The St. Paul City Council will vote Wednesday on whether to grant Rasmusson a $385,000 settlement. Jon Iverson, an attorney representing all other cities in the case except Minneapolis and St. Paul, said they have agreed to settle for $280,000.

Rasmusson recently named more than 140 officers she believes accessed her file without an official purpose, 61 of whom are St. Paul Police Department employees. Her suit also targeted a host of suburban cities, from Burnsville to Eagan, though those claims were dismissed Monday. Remaining defendants include Minneapolis and the state's current and former public safety commissioners.

In the proposed settlement, St. Paul does not admit any wrongdoing but agrees to remove Rasmusson's name, picture, address and any other personal information from the city and police department's internal directory, intranet and website.

St. Paul City Attorney Sara Grewing said statutes call for minimum damages of $2,500 per unauthorized lookup. With a total of 228 St. Paul lookups alleged in the suit, the city could have been on the hook for at least $570,000 plus attorneys' fees.

"There were some challenges to this particular statute that put the city at a lot of risk," Grewing said.

One of Rasmusson's lawyers, Jon Strauss, said he could not comment on the case until the council votes Wednesday.

St. Paul City Council President Kathy Lantry participated in closed-door settlement discussions. She said she expects the council to approve the conditional agreement.

"Settlements are always very difficult," she said. "It's weighing a lot of different sides of the issue."
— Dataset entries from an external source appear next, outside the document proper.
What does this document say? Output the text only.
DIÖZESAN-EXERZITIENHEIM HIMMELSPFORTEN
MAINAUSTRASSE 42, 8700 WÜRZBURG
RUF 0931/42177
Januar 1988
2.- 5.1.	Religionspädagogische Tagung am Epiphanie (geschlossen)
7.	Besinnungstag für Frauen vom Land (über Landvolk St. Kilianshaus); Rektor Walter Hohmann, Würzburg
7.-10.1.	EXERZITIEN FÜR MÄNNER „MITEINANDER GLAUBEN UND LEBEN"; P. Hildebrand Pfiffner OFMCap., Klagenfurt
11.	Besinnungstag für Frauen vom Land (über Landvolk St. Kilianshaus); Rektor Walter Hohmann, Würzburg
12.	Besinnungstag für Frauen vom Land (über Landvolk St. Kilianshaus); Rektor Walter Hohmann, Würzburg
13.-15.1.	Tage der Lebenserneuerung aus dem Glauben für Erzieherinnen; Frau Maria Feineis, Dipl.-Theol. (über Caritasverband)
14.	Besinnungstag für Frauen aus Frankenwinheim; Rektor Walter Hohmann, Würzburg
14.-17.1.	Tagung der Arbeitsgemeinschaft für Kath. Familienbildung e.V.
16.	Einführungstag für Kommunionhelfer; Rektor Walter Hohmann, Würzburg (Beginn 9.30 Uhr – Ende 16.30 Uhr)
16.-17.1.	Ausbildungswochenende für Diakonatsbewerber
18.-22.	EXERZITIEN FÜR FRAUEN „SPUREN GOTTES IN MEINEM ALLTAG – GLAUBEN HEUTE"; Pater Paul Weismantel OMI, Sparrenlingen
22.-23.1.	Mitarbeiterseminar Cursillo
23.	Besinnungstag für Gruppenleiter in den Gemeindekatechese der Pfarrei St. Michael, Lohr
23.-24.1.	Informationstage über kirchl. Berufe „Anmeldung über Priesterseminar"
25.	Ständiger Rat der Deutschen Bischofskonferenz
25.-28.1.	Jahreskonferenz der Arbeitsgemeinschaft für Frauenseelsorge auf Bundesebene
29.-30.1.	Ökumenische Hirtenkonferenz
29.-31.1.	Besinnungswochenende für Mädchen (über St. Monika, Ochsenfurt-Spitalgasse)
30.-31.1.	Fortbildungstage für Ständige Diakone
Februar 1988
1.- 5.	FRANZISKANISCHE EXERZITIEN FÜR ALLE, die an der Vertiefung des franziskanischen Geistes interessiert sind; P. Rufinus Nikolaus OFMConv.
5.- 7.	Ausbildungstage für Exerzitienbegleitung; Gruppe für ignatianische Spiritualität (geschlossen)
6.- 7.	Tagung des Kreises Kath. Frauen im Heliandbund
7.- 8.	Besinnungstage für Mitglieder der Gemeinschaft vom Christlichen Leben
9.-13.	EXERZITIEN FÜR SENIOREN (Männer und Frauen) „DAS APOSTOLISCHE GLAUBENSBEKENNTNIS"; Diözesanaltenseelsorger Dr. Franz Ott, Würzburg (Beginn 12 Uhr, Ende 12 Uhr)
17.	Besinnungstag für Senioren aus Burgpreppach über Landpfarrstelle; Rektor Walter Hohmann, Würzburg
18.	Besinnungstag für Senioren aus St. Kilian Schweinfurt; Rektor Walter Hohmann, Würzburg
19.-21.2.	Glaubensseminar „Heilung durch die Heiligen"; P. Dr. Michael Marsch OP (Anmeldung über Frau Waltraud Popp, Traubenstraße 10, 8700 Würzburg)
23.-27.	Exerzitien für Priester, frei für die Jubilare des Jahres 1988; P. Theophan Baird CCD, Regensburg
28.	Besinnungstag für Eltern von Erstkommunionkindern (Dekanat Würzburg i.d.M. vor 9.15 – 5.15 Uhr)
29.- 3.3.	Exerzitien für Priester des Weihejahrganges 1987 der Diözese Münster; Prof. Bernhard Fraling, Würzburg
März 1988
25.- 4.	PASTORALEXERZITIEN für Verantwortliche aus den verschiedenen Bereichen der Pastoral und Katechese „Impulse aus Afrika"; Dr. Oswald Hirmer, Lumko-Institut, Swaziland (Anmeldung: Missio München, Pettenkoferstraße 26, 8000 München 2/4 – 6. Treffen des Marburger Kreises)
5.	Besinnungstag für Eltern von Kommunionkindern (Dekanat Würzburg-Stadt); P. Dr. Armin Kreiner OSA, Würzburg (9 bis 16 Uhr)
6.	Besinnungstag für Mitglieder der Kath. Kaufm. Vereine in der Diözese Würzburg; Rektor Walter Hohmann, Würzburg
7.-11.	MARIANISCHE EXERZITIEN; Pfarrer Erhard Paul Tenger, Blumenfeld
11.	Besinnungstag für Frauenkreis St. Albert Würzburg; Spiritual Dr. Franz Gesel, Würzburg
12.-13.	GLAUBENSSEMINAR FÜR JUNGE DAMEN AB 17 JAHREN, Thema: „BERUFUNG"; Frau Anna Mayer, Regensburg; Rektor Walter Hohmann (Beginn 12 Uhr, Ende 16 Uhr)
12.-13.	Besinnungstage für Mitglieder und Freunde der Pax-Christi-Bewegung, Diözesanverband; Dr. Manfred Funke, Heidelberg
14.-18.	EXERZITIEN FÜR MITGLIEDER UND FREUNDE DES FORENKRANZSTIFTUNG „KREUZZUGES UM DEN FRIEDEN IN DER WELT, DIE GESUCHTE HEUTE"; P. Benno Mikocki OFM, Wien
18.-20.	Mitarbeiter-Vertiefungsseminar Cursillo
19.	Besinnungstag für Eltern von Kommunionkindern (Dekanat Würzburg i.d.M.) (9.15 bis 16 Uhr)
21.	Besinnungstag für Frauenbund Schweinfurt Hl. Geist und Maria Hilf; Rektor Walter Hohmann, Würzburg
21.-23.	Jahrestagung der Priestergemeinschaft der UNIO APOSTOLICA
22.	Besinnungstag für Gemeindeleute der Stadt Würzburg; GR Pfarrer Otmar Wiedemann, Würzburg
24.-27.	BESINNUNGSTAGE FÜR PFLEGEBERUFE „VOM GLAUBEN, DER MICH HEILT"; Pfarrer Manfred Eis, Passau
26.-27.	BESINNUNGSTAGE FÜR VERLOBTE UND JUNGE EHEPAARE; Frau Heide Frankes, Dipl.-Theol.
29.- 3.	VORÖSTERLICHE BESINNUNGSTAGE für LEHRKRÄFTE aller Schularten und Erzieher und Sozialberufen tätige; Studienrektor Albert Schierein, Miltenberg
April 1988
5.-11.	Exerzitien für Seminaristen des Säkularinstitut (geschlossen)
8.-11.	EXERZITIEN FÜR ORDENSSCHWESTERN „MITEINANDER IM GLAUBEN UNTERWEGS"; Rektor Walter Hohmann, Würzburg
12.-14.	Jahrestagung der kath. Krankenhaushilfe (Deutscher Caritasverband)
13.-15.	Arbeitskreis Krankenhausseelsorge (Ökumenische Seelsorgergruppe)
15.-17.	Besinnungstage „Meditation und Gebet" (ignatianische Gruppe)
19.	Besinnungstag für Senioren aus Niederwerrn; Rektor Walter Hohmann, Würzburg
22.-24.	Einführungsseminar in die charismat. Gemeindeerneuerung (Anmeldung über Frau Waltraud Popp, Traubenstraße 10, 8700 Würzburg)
Rasmusson's legal team is also scheduled to have a settlement conference with the city of Minneapolis Oct. 25.

Records held by the Department of Public Safety show that about 160 individuals, almost all government employees, have misused DVS data in the past two years. The database has about 21,500 active users. Some of those caught snooping have lost their jobs, others have been reprimanded and some have merely lost their database access.